A recent investigation by Legit Security has uncovered a significant vulnerability within GitHub’s Copilot Chat AI assistant, leading to the unintended exposure of sensitive information from private repositories. This flaw not only compromised confidential data but also allowed unauthorized manipulation of Copilot’s responses.

Understanding the Vulnerability

GitHub Copilot Chat is designed to assist developers by providing code explanations and suggestions. It includes a feature that enables users to hide content within rendered Markdown using HTML comments. While these hidden comments trigger standard pull request notifications to repository owners without displaying the concealed content, they inadvertently inject prompts into other users’ contexts. This oversight permitted attackers to influence Copilot into suggesting malicious code to unsuspecting users.

Exploitation Techniques

Omer Mayraz of Legit Security identified that by combining a Content Security Policy (CSP) bypass with remote prompt injection, it was possible to extract sensitive data, such as AWS keys and undisclosed vulnerabilities, from private repositories.

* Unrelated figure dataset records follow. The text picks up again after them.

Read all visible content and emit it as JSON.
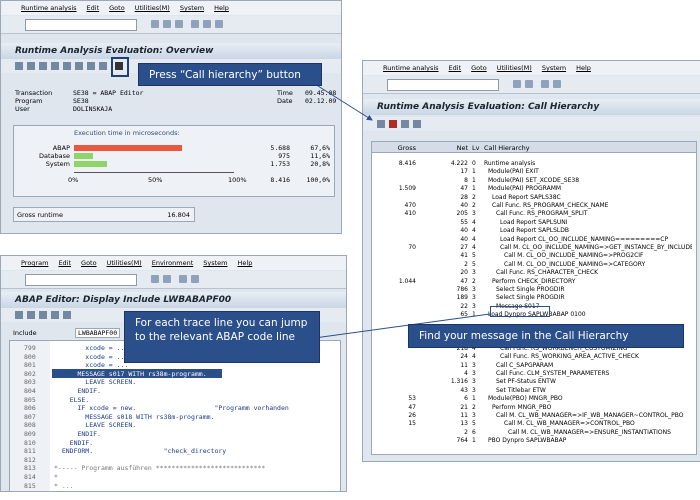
{
  "overview_window": {
    "menu": [
      "Runtime analysis",
      "Edit",
      "Goto",
      "Utilities(M)",
      "System",
      "Help"
    ],
    "title": "Runtime Analysis Evaluation: Overview",
    "fields": [
      {
        "label": "Transaction",
        "value": "SE38 = ABAP Editor"
      },
      {
        "label": "Program",
        "value": "SE38"
      },
      {
        "label": "User",
        "value": "DOLINSKAJA"
      }
    ],
    "right_fields": [
      {
        "label": "Time",
        "value": "09.45.08"
      },
      {
        "label": "Date",
        "value": "02.12.09"
      }
    ],
    "chart_title": "Execution time in microseconds:",
    "bars": [
      {
        "label": "ABAP",
        "value": "5.688",
        "share": "67,6%"
      },
      {
        "label": "Database",
        "value": "975",
        "share": "11,6%"
      },
      {
        "label": "System",
        "value": "1.753",
        "share": "20,8%"
      }
    ],
    "axis": [
      "0%",
      "50%",
      "100%"
    ],
    "total": {
      "value": "8.416",
      "share": "100,0%"
    },
    "gross_runtime": {
      "label": "Gross runtime",
      "value": "16.804"
    }
  },
  "hierarchy_window": {
    "menu": [
      "Runtime analysis",
      "Edit",
      "Goto",
      "Utilities(M)",
      "System",
      "Help"
    ],
    "title": "Runtime Analysis Evaluation: Call Hierarchy",
    "columns": [
      "Gross",
      "Net",
      "Lv",
      "Call Hierarchy"
    ],
    "rows": [
      [
        "8.416",
        "4.222",
        "0",
        "Runtime analysis"
      ],
      [
        null,
        "17",
        "1",
        "Module(PAI) EXIT"
      ],
      [
        null,
        "8",
        "1",
        "Module(PAI) SET_XCODE_SE38"
      ],
      [
        "1.509",
        "47",
        "1",
        "Module(PAI) PROGRAMM"
      ],
      [
        null,
        "28",
        "2",
        "Load Report SAPLS38C"
      ],
      [
        "470",
        "40",
        "2",
        "Call Func. RS_PROGRAM_CHECK_NAME"
      ],
      [
        "410",
        "205",
        "3",
        "Call Func. RS_PROGRAM_SPLIT"
      ],
      [
        null,
        "55",
        "4",
        "Load Report SAPLSUNI"
      ],
      [
        null,
        "40",
        "4",
        "Load Report SAPLSLDB"
      ],
      [
        null,
        "40",
        "4",
        "Load Report CL_OO_INCLUDE_NAMING=========CP"
      ],
      [
        "70",
        "27",
        "4",
        "Call M. CL_OO_INCLUDE_NAMING=>GET_INSTANCE_BY_INCLUDE"
      ],
      [
        null,
        "41",
        "5",
        "Call M. CL_OO_INCLUDE_NAMING=>PROG2CIF"
      ],
      [
        null,
        "2",
        "5",
        "Call M. CL_OO_INCLUDE_NAMING=>CATEGORY"
      ],
      [
        null,
        "20",
        "3",
        "Call Func. RS_CHARACTER_CHECK"
      ],
      [
        "1.044",
        "47",
        "2",
        "Perform CHECK_DIRECTORY"
      ],
      [
        null,
        "786",
        "3",
        "Select Single PROGDIR"
      ],
      [
        null,
        "189",
        "3",
        "Select Single PROGDIR"
      ],
      [
        null,
        "22",
        "3",
        "Message S017"
      ],
      [
        null,
        "65",
        "1",
        "Load Dynpro SAPLWBABAP 0100"
      ],
      [
        null,
        null,
        null,
        null
      ],
      [
        null,
        null,
        null,
        null
      ],
      [
        null,
        null,
        null,
        null
      ],
      [
        null,
        "218",
        "4",
        "Call Func. RS_WORKBENCH_CUSTOMIZING"
      ],
      [
        null,
        "24",
        "4",
        "Call Func. RS_WORKING_AREA_ACTIVE_CHECK"
      ],
      [
        null,
        "11",
        "3",
        "Call C_SAPGPARAM"
      ],
      [
        null,
        "4",
        "3",
        "Call Func. CLM_SYSTEM_PARAMETERS"
      ],
      [
        null,
        "1.316",
        "3",
        "Set PF-Status ENTW"
      ],
      [
        null,
        "43",
        "3",
        "Set Titlebar ETW"
      ],
      [
        "53",
        "6",
        "1",
        "Module(PBO) MNGR_PBO"
      ],
      [
        "47",
        "21",
        "2",
        "Perform MNGR_PBO"
      ],
      [
        "26",
        "11",
        "3",
        "Call M. CL_WB_MANAGER=>IF_WB_MANAGER~CONTROL_PBO"
      ],
      [
        "15",
        "13",
        "5",
        "Call M. CL_WB_MANAGER=>CONTROL_PBO"
      ],
      [
        null,
        "2",
        "6",
        "Call M. CL_WB_MANAGER=>ENSURE_INSTANTIATIONS"
      ],
      [
        null,
        "764",
        "1",
        "PBO Dynpro SAPLWBABAP"
      ]
    ]
  },
  "editor_window": {
    "menu": [
      "Program",
      "Edit",
      "Goto",
      "Utilities(M)",
      "Environment",
      "System",
      "Help"
    ],
    "title": "ABAP Editor: Display Include LWBABAPF00",
    "include_label": "Include",
    "include_name": "LWBABAPF00",
    "lines": [
      [
        "799",
        "        xcode = ..."
      ],
      [
        "800",
        "        xcode = ..."
      ],
      [
        "801",
        "        xcode = ..."
      ],
      [
        "802",
        "      MESSAGE s017 WITH rs38m-programm."
      ],
      [
        "803",
        "        LEAVE SCREEN."
      ],
      [
        "804",
        "      ENDIF."
      ],
      [
        "805",
        "    ELSE."
      ],
      [
        "806",
        "      IF xcode = new.                    \"Programm vorhanden"
      ],
      [
        "807",
        "        MESSAGE s018 WITH rs38m-programm."
      ],
      [
        "808",
        "        LEAVE SCREEN."
      ],
      [
        "809",
        "      ENDIF."
      ],
      [
        "810",
        "    ENDIF."
      ],
      [
        "811",
        "  ENDFORM.                  \"check_directory"
      ],
      [
        "812",
        null
      ],
      [
        "813",
        "*----- Programm ausführen ****************************"
      ],
      [
        "814",
        "*"
      ],
      [
        "815",
        "* ..."
      ]
    ]
  },
  "callouts": [
    "Press “Call hierarchy” button",
    "For each trace line you can jump to the relevant ABAP code line",
    "Find your message in the Call Hierarchy"
  ]
}
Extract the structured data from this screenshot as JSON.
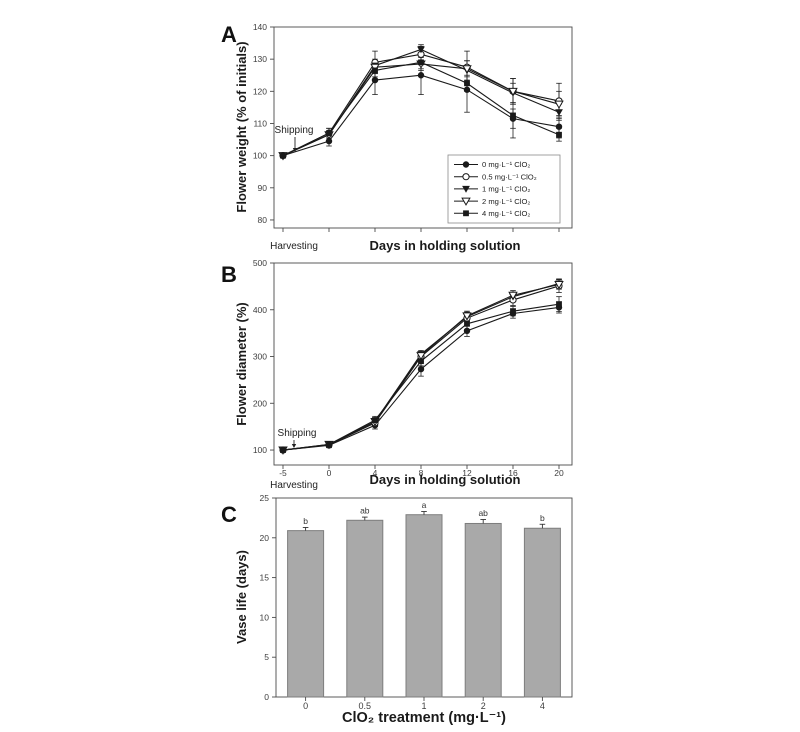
{
  "figure": {
    "background_color": "#ffffff",
    "line_color": "#1a1a1a",
    "axis_color": "#4a4a4a",
    "tick_text_color": "#3d3d3d"
  },
  "chart_data": [
    {
      "panel_label": "A",
      "type": "line",
      "title": "",
      "xlabel": "Days in holding solution",
      "ylabel": "Flower weight (% of initials)",
      "x": [
        -5,
        0,
        4,
        8,
        12,
        16,
        20
      ],
      "x_tick_labels": null,
      "ylim": [
        77.5,
        140
      ],
      "yticks": [
        80,
        90,
        100,
        110,
        120,
        130,
        140
      ],
      "grid": false,
      "legend_position": "lower right",
      "annotations": {
        "shipping": "Shipping",
        "harvesting": "Harvesting"
      },
      "series": [
        {
          "name": "0 mg·L⁻¹ ClO₂",
          "marker": "circle-filled",
          "values": [
            100,
            104.5,
            123.5,
            125,
            120.5,
            111.5,
            109
          ],
          "errors": [
            0.5,
            1.5,
            4.5,
            6,
            7,
            3,
            3.5
          ]
        },
        {
          "name": "0.5 mg·L⁻¹ ClO₂",
          "marker": "circle-open",
          "values": [
            100,
            107,
            129,
            131.5,
            127.5,
            120,
            117
          ],
          "errors": [
            0.5,
            1.5,
            3.5,
            2.5,
            5,
            4,
            5.5
          ]
        },
        {
          "name": "1 mg·L⁻¹ ClO₂",
          "marker": "triangle-down-filled",
          "values": [
            100,
            106.5,
            128,
            133,
            126.5,
            119.5,
            113.5
          ],
          "errors": [
            0.5,
            1,
            2,
            1.5,
            3,
            3,
            2.5
          ]
        },
        {
          "name": "2 mg·L⁻¹ ClO₂",
          "marker": "triangle-down-open",
          "values": [
            100,
            106.5,
            127.5,
            128.5,
            127,
            120,
            116
          ],
          "errors": [
            0.5,
            1,
            2,
            2,
            2.5,
            4,
            4
          ]
        },
        {
          "name": "4 mg·L⁻¹ ClO₂",
          "marker": "square-filled",
          "values": [
            100,
            107,
            126.5,
            129,
            122.5,
            112.5,
            106.5
          ],
          "errors": [
            0.5,
            1.5,
            2,
            2,
            2.5,
            7,
            2
          ]
        }
      ]
    },
    {
      "panel_label": "B",
      "type": "line",
      "title": "",
      "xlabel": "Days in holding solution",
      "ylabel": "Flower diameter (%)",
      "x": [
        -5,
        0,
        4,
        8,
        12,
        16,
        20
      ],
      "x_tick_labels": [
        "-5",
        "0",
        "4",
        "8",
        "12",
        "16",
        "20"
      ],
      "ylim": [
        68,
        500
      ],
      "yticks": [
        100,
        200,
        300,
        400,
        500
      ],
      "grid": false,
      "legend_position": null,
      "annotations": {
        "shipping": "Shipping",
        "harvesting": "Harvesting"
      },
      "series": [
        {
          "name": "0 mg·L⁻¹ ClO₂",
          "marker": "circle-filled",
          "values": [
            100,
            110,
            153,
            273,
            355,
            392,
            405
          ],
          "errors": [
            3,
            5,
            8,
            15,
            12,
            10,
            12
          ]
        },
        {
          "name": "0.5 mg·L⁻¹ ClO₂",
          "marker": "circle-open",
          "values": [
            100,
            111,
            158,
            300,
            382,
            421,
            451
          ],
          "errors": [
            3,
            5,
            8,
            10,
            10,
            12,
            14
          ]
        },
        {
          "name": "1 mg·L⁻¹ ClO₂",
          "marker": "triangle-down-filled",
          "values": [
            100,
            111,
            161,
            305,
            385,
            428,
            456
          ],
          "errors": [
            3,
            5,
            8,
            8,
            10,
            10,
            10
          ]
        },
        {
          "name": "2 mg·L⁻¹ ClO₂",
          "marker": "triangle-down-open",
          "values": [
            100,
            112,
            161,
            302,
            387,
            431,
            454
          ],
          "errors": [
            3,
            5,
            8,
            8,
            10,
            10,
            10
          ]
        },
        {
          "name": "4 mg·L⁻¹ ClO₂",
          "marker": "square-filled",
          "values": [
            100,
            112,
            164,
            290,
            370,
            397,
            412
          ],
          "errors": [
            3,
            5,
            8,
            10,
            12,
            10,
            16
          ]
        }
      ]
    },
    {
      "panel_label": "C",
      "type": "bar",
      "title": "",
      "xlabel": "ClO₂ treatment (mg·L⁻¹)",
      "ylabel": "Vase life (days)",
      "categories": [
        "0",
        "0.5",
        "1",
        "2",
        "4"
      ],
      "values": [
        20.9,
        22.2,
        22.9,
        21.8,
        21.2
      ],
      "errors": [
        0.4,
        0.4,
        0.4,
        0.5,
        0.5
      ],
      "sig_letters": [
        "b",
        "ab",
        "a",
        "ab",
        "b"
      ],
      "ylim": [
        0,
        25
      ],
      "yticks": [
        0,
        5,
        10,
        15,
        20,
        25
      ],
      "grid": false,
      "bar_color": "#a9a9a9",
      "bar_border": "#7d7d7d"
    }
  ]
}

Furthermore, attackers could craft prompts instructing Copilot to access users’ private repositories, encode their contents, and append them to a URL. When a user clicked on this URL, their data would be exfiltrated back to the attacker.

Challenges in Data Exfiltration

GitHub’s stringent CSP is designed to prevent data leakage by blocking the fetching of images and other content from non-GitHub domains. This security measure complicates attempts to exfiltrate data by injecting HTML `` tags into a victim’s chat. To circumvent this, GitHub employs Camo, an open-source project that generates anonymous URL proxies for external images included in README or Markdown files. Camo rewrites external URLs to proxy URLs and fetches the original content only if the URL is signed by GitHub, thereby preventing unauthorized data exfiltration.

Bypassing GitHub’s Protections

To exploit this system, Mayraz created a dictionary mapping all letters and symbols to their corresponding Camo URLs, embedding this dictionary into the injected prompt. He also set up a web server to respond with a 1×1 transparent pixel to each request. By constructing the prompt to trigger the vulnerability, he demonstrated how sensitive content from repositories could be leaked.

Proof of Concept and GitHub’s Response

Mayraz published proof-of-concept videos showcasing the exfiltration of zero-day vulnerabilities and AWS keys from private repositories. Upon being notified of the issue on August 14, GitHub addressed the vulnerability by disallowing the use of Camo for leaking sensitive user information.

Implications for Developers

This incident underscores the critical importance of robust security measures in AI-assisted development tools. Developers are advised to remain vigilant, regularly review their repositories for unauthorized changes, and stay informed about potential vulnerabilities in the tools they use.